As engrenagens estão em movimento, mas ainda faltam peças para que a paz e o respeito integral às comunidades indígenas possam ser alcançados.

 

Estados Unidos

Os Estados Unidos (EUA) estão menos avançados que o Canadá no que diz respeito ao reconhecimento dos direitos indígenas no país. Alguns estadunidenses nem sabem da existência dos nativos, que estão divididos em 573 nações. O problema decorre, em grande parte, da representação, ou melhor, da não representação dos indígenas na mídia ou nos livros didáticos. Nos EUA, as reservas indígenas e os cidadãos não indígenas não têm acesso aos mesmos tribunais, o que aumenta as desigualdades no âmbito jurídico.

As condições de vida dos nativos nos EUA não são diferentes das de outras regiões do mundo. A taxa de desemprego nas reservas é muito alta; por sua vez, a expectativa de vida, a taxa de educação e os rendimentos estão bem abaixo da média nacional. O álcool e as drogas também estão presentes nas reservas. Há uma grande diferença entre a elite indígena e os trabalhadores. A instrumentalização das reservas em benefício de setores econômicos, como o turismo, abre as portas para o emprego, mas favorece o processo que leva à assimilação dos nativos.

No entanto, a situação está mudando. Em 2016, muitas pessoas dos primeiros povos se reuniram em Standing Rock, reserva indígena na Dakota do Norte, em apoio à Nação Sioux durante manifestações contra uma empresa petrolífera.

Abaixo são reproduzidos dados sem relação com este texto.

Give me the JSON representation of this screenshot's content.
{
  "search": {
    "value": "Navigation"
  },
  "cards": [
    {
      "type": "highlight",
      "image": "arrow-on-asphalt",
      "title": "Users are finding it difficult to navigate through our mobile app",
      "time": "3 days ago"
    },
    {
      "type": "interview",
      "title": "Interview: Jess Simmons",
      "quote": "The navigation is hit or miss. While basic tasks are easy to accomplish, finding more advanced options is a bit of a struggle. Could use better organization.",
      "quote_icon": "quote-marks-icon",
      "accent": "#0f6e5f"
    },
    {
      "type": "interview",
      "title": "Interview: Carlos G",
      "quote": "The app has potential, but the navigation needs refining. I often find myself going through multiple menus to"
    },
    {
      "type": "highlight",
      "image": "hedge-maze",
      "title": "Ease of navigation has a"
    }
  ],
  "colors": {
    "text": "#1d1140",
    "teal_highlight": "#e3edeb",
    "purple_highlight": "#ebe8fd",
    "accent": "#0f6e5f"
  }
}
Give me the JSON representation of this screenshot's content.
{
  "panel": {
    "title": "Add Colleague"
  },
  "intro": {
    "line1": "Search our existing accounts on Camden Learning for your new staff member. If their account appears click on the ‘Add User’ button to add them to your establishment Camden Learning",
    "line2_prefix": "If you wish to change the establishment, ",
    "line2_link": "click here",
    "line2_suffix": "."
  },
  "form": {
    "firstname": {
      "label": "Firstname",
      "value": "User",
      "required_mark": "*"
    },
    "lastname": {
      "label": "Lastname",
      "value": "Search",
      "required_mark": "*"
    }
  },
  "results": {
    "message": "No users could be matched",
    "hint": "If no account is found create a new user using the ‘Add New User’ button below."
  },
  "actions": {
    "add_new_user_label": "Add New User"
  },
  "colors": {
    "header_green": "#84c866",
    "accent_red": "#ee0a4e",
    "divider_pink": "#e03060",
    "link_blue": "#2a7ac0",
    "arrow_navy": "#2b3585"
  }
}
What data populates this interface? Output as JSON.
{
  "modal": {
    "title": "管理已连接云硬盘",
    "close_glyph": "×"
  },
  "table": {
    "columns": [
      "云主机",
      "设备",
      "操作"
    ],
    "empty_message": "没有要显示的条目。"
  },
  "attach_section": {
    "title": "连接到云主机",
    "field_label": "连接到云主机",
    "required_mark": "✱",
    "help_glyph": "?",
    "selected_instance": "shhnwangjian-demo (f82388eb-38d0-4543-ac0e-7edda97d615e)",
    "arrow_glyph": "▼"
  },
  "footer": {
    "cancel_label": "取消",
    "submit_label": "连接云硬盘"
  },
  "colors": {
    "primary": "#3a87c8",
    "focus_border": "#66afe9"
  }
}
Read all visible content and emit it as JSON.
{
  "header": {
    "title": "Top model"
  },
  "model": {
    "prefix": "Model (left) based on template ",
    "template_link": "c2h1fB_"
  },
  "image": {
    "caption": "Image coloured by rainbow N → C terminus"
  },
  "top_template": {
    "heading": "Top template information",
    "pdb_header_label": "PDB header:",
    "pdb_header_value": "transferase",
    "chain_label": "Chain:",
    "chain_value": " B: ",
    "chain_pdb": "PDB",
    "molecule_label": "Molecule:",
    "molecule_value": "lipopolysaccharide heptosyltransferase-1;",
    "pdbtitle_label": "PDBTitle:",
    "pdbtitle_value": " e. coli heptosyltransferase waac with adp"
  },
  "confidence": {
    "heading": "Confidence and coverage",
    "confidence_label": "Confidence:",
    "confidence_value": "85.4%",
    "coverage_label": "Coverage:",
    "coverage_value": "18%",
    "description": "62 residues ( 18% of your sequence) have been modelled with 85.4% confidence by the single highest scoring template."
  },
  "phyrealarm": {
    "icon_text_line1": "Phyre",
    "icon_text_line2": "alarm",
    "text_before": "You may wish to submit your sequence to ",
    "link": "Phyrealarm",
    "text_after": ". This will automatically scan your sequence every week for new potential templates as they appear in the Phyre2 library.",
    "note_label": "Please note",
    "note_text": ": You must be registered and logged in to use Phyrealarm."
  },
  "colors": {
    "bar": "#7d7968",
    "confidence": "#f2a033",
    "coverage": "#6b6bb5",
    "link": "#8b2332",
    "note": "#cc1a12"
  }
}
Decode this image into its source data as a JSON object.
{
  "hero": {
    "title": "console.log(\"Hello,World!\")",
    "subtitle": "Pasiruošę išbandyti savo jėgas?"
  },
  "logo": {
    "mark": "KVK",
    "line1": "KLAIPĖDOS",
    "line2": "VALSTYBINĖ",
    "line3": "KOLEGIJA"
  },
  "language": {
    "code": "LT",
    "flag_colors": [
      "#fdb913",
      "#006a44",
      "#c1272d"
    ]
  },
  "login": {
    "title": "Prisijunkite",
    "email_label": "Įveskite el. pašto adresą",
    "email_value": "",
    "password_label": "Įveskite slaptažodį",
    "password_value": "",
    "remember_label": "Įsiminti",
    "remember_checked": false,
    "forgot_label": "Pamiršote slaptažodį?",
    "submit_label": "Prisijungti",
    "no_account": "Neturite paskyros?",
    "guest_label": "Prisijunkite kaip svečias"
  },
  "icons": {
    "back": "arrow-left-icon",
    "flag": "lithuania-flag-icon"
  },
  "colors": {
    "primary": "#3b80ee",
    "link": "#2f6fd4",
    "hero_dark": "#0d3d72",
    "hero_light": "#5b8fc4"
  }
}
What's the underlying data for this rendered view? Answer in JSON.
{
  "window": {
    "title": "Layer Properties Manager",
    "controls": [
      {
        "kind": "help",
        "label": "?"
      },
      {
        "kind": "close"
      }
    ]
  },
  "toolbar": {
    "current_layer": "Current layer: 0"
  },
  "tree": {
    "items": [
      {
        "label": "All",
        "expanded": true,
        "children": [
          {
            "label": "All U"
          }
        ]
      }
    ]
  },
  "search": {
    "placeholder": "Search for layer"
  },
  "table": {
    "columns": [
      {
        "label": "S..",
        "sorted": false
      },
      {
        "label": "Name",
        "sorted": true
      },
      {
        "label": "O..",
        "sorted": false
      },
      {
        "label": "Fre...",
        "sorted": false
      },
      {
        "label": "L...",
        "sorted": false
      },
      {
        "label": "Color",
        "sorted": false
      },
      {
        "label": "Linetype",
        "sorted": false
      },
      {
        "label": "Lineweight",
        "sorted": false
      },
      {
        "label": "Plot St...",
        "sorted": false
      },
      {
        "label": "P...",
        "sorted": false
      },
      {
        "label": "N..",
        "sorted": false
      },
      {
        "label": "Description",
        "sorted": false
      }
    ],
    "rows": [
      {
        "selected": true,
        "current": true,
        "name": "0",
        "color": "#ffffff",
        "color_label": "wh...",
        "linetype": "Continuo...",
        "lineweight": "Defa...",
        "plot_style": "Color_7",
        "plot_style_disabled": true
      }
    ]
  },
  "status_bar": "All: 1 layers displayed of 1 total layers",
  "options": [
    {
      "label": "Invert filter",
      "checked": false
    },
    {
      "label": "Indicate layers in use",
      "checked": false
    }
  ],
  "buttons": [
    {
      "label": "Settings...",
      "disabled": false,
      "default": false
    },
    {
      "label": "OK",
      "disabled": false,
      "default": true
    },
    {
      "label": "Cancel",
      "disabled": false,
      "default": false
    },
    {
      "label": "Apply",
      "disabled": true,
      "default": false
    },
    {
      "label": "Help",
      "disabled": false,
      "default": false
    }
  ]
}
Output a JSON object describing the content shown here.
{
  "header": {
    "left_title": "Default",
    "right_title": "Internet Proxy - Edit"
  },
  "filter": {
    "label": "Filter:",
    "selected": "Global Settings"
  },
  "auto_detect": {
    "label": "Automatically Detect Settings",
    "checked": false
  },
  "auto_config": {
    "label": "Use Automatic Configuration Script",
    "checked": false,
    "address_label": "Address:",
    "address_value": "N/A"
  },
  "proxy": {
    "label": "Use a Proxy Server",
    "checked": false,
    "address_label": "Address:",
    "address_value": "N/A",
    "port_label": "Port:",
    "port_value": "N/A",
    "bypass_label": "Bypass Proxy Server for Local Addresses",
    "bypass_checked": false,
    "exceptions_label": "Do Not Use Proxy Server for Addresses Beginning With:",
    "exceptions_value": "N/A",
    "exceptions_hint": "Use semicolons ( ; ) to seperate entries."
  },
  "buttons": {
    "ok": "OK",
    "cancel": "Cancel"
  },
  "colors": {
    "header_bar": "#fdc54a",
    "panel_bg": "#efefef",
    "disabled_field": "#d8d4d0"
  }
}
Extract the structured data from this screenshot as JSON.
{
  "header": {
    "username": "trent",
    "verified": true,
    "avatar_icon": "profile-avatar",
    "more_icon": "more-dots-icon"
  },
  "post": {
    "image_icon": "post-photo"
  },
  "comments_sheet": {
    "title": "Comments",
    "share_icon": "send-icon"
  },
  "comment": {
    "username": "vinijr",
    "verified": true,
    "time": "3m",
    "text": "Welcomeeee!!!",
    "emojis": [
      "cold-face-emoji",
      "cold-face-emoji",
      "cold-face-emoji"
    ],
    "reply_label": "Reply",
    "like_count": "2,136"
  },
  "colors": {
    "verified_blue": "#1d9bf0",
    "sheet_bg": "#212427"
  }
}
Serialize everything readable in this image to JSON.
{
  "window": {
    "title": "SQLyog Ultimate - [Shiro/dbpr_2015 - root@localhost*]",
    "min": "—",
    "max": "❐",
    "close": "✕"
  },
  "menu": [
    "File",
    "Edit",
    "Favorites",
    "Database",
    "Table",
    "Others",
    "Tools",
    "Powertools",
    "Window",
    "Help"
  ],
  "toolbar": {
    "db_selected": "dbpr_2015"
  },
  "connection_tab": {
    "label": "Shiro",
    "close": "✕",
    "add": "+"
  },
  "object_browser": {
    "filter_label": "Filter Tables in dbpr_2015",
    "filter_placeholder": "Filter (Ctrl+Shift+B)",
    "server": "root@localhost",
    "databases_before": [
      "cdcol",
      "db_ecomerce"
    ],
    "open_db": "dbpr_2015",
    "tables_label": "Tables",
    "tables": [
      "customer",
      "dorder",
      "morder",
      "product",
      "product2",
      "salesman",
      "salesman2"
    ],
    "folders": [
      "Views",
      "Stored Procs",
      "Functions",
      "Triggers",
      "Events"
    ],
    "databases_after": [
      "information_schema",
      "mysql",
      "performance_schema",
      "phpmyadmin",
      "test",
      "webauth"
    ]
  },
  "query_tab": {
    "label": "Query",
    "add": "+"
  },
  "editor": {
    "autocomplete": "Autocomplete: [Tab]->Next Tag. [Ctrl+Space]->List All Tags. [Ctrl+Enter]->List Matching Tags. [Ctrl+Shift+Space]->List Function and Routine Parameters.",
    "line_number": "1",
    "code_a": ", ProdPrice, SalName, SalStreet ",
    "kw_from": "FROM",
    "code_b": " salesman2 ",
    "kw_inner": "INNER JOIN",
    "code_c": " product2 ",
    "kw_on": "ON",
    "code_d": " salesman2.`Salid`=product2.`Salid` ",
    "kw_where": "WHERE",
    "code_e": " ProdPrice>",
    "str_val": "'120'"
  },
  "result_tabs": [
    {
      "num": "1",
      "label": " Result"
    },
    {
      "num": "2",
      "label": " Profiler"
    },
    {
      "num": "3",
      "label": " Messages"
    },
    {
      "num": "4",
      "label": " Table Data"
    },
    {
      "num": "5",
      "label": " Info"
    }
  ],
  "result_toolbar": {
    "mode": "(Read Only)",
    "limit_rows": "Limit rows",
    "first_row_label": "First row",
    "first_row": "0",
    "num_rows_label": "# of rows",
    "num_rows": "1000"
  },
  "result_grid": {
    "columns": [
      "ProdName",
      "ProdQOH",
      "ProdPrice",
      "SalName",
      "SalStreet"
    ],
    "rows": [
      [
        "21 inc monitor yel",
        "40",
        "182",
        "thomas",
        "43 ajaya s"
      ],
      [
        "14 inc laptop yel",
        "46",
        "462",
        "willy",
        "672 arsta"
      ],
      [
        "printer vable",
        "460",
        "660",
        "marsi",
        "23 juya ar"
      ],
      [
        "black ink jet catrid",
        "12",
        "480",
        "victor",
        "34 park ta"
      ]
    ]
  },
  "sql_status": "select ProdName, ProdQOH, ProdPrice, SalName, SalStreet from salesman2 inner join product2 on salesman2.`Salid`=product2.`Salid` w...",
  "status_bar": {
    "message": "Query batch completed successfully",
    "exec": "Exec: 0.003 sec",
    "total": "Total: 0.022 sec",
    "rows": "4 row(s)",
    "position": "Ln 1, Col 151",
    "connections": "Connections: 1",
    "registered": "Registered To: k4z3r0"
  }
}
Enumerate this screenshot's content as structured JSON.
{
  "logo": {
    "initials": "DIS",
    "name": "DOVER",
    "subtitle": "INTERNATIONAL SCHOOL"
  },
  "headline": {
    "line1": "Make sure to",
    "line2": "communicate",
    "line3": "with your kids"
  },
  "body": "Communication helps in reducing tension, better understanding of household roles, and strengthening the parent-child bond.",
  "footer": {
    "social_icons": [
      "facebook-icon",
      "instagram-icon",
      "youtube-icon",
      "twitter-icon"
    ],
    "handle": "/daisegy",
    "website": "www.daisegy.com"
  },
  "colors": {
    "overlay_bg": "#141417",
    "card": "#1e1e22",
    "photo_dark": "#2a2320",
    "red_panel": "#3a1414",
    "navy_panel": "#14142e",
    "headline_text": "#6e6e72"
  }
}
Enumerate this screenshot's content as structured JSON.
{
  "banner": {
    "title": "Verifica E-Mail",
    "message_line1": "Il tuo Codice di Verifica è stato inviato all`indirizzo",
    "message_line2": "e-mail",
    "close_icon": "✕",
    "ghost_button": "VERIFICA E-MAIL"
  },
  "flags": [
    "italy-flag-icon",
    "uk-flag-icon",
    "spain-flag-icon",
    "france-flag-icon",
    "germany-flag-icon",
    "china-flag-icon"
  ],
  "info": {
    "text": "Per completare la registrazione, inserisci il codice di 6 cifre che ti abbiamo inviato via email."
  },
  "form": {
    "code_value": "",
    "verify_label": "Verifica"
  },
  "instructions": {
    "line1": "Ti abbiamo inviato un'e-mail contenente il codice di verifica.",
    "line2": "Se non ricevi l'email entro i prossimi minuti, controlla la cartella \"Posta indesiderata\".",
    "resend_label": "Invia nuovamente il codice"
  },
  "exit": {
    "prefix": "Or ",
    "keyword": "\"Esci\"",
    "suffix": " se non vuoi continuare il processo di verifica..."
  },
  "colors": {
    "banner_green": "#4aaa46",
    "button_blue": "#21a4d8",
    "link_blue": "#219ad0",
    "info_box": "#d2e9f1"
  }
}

Os EUA também têm se preocupado com a questão das “escolas residenciais” indígenas. Nesse aspecto também, o país não está tão avançado quanto o Canadá, mas é necessário mencionar um evento. Em junho de 2021, após a descoberta da escola residencial indígena na Colúmbia Britânica, o governo federal dos EUA abriu uma investigação sobre “o trágico legado das escolas residenciais indígenas para os nativos nos EUA”. Esse levantamento deverá permitir a identificação das antigas escolas residenciais indígenas, dos locais onde os nativos estão enterrados, bem como de suas tribos. As consequências e as perdas decorrentes dessas escolas residenciais indígenas também deverão ser avaliadas.


Nota e referências: 

A Lei indígena (Indian Act) foi promulgada pelo parlamento canadense em 1876 na Constituição. Essa lei foi imposta às Primeiras Nações e estipulava que somente o governo canadense podia controlar a legislação indigenista. 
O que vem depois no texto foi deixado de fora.